Caro eleitor
Gabinete Legislativo
Ofício 4.960/ 07
Caro eleitor,
venho por meio desta responder a vossa missiva concernente a vossa pertinente insatisfação a despeito das investigações da Justiça quanto às denúncias da oposição contra mim dirigidas e tão copiosamente enfatizadas pela imprensa.
Vossa senhoria houve demonstrado estar indignado com a corrupção parlamentar, com o desvio de verbas públicas, com a compra de votos, com as propinas dedicadas à compra de aliados dos partidos de oposição, com o veto ao aumento do salário mínimo e com a aprovação do reajuste salarial da câmara, demonstrou indignação com o descaso pelos hospitais públicos, pelo sistema penitenciário, pela segurança pública, pela redução dos impostos bancários e pelo saneamento básico.
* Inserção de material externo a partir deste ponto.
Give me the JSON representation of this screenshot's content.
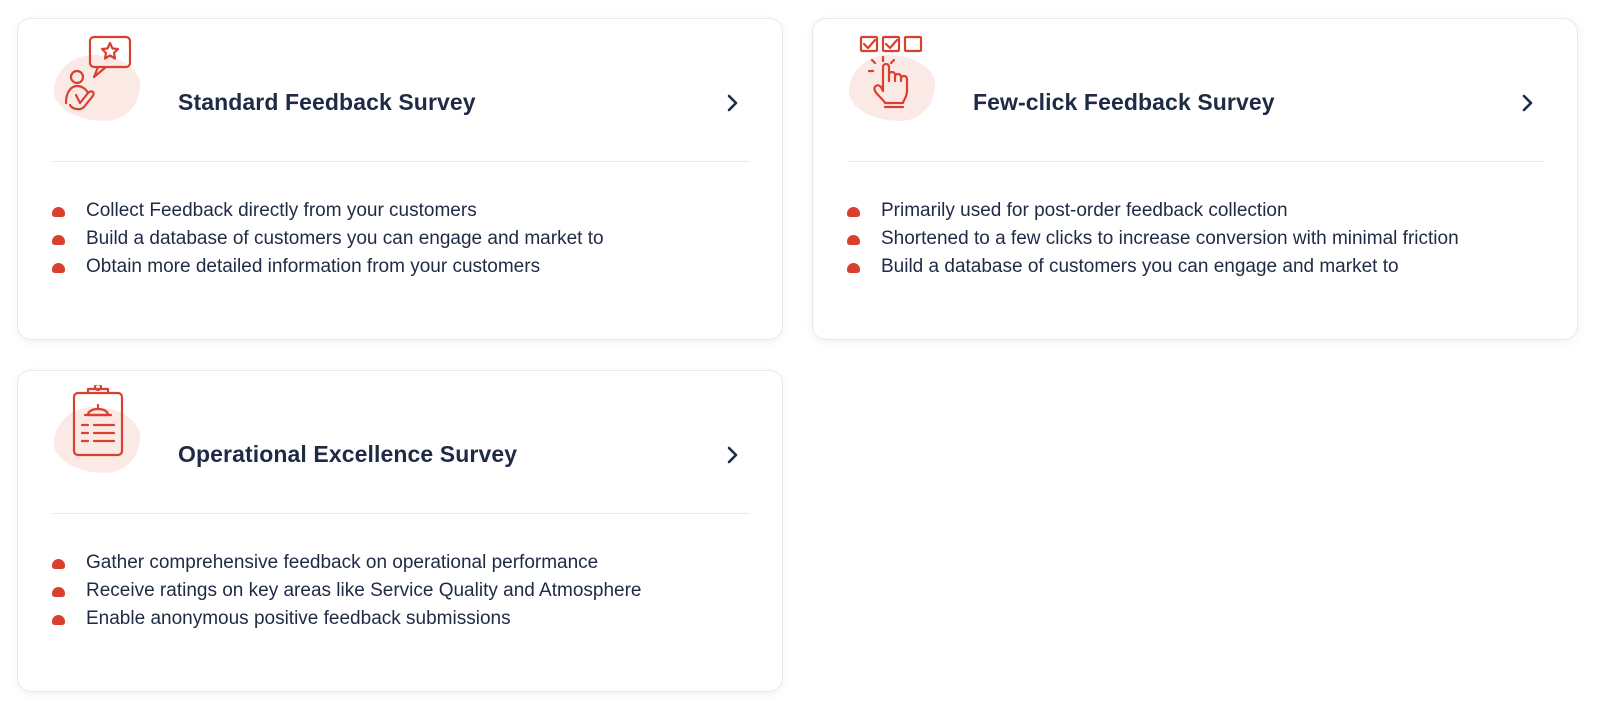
{
  "accent_color": "#d9402f",
  "cards": [
    {
      "title": "Standard Feedback Survey",
      "icon": "feedback-person-star-icon",
      "bullets": [
        "Collect Feedback directly from your customers",
        "Build a database of customers you can engage and market to",
        "Obtain more detailed information from your customers"
      ]
    },
    {
      "title": "Few-click Feedback Survey",
      "icon": "checkbox-click-icon",
      "bullets": [
        "Primarily used for post-order feedback collection",
        "Shortened to a few clicks to increase conversion with minimal friction",
        "Build a database of customers you can engage and market to"
      ]
    },
    {
      "title": "Operational Excellence Survey",
      "icon": "clipboard-bell-icon",
      "bullets": [
        "Gather comprehensive feedback on operational performance",
        "Receive ratings on key areas like Service Quality and Atmosphere",
        "Enable anonymous positive feedback submissions"
      ]
    }
  ]
}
E ao termo de vossas enumerações, concluo que minha pessoa, meu partido, e todo o sistema parlamentar e político de nosso país carecemos de responsável senso público de cidadania.
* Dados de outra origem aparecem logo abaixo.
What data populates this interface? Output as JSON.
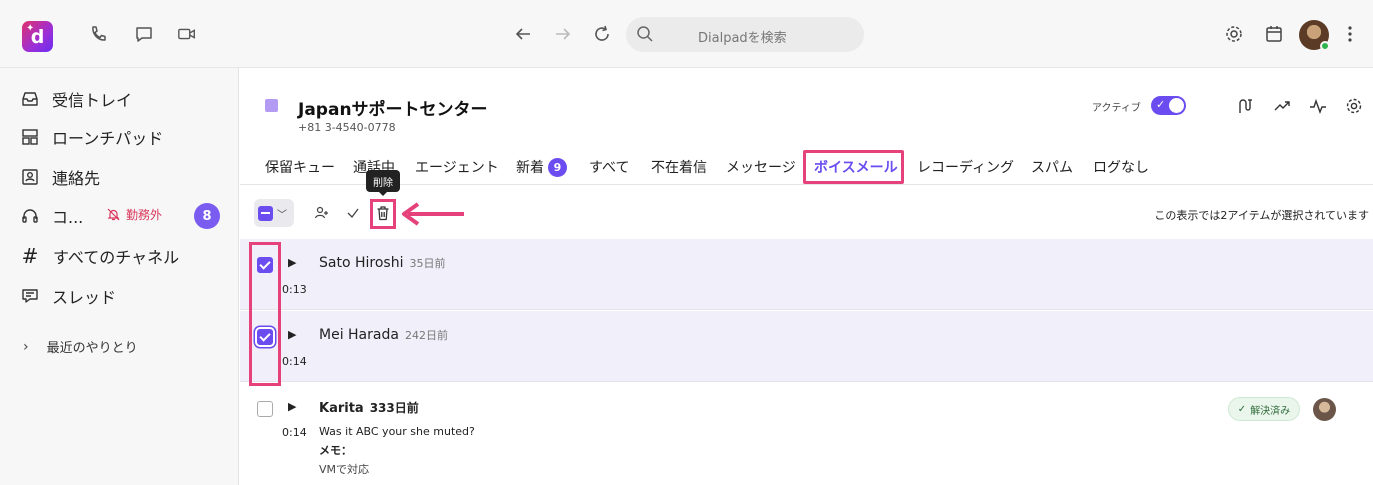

Se minha categoria tivesse senso público de cidadania não utilizaríamos o dinheiro público – arrecadado dos impostos onerados dos salários dos trabalhadores, de suas propriedades e de seus produtos de consumo – para benefício próprio: o utilizaríamos para as verdadeiras necessidades públicas, como bem assim atesta a noção de nosso país, uma república. Contudo, concluo também que a vossa senhoria e a vossa categoria, isto é, o eleitorado nacional, também careceis, de igual forma e em proporcional medida, de responsável senso público de cidadania.
Se vossa categoria tivesse senso público de cidadania obviamente não utilizaríeis vossa capacidade de voto para eleger e reeleger políticos sem senso público de cidadania: vós vos organizaríeis em candidatos honestos e educados para o compromisso do zelo ao bem público e a eles vós elegeríeis, ao invés de eleger, eleição após eleição, indefinidamente, a mesma classe de políticos que nunca zelaram pelo bem público, e que continuarão a não zelar pelas próximas gestões, isto porque, como concluído, eles não têm senso público de cidadania, mas que só podem ser eleitos e reeleitos por cidadãos também sem senso público de cidadania, pois, do contrário, não os elegeriam.
Se vossa categoria tivesse senso público de cidadania saberíeis que um cidadão com senso público de cidadania é um indivíduo responsável pelo bem público de sua comunidade, e que este bem público está acima de seu individualismo egoísta tão ansiado e pretendido a todo custo: quando se avança um semáforo porque não há guardas para multá-lo, ou quando se procura o parente agente de trânsito para livrá-lo da multa quando é pego, por exemplo. Então como desejais políticos honestos quando quem os elege também é desonesto em sua medida? Não justificais a corrupção dos políticos, mas justificais a vossa TV à cabo clandestina, vossa sonegação fiscal, vossos eletrônicos piratas, vossos favores concedidos pelo funcionário público amigo.
Se vossa categoria tivesse senso público de cidadania não permitiríeis que vossos filhos e os filhos de vossos concidadãos permanecessem à mercê da polícia corrupta, da escolarização alienante, do marginal desprezado, do baixo salário, e da violência doméstica: vos organizaríeis diante da imprensa, das secretarias municipais, da câmara de vereadores, das delegacias, dia após dia, sem descanso – eis aí um sacrifício digno de quem possui senso público de cidadania -, mas preferis que quaisquer outros o façam em vosso lugar; exigiríeis que a mídia propagasse o debate social e político ao invés de novelas e reallity shows idiotizantes, mas preferis dar audiência ao irreal, à farsa, ao ridículo, ao obsceno; mas vós estais cansados, sois permissivos, tolerantes demais: sois passivos, corruptamente passivos.
Assim sendo, não posso, a partir de minha efetiva conclusão, crer que possa haver indignação justa e legítima, portanto, quanto à corrupção infrene de minha categoria, porque nós e vós sofremos do mesmo mal, da mesma inabilidade, da mesma lógica, das mesmas justificativas, das mesmas tolerâncias, da mesma permissividade, da mesma educação, do mesmo raciocínio, da mesma visão, do mesmo juízo: carecemos todos de responsável senso público de cidadania.
Com igual estima,
Seu consorte concidadão democraticamente eleito.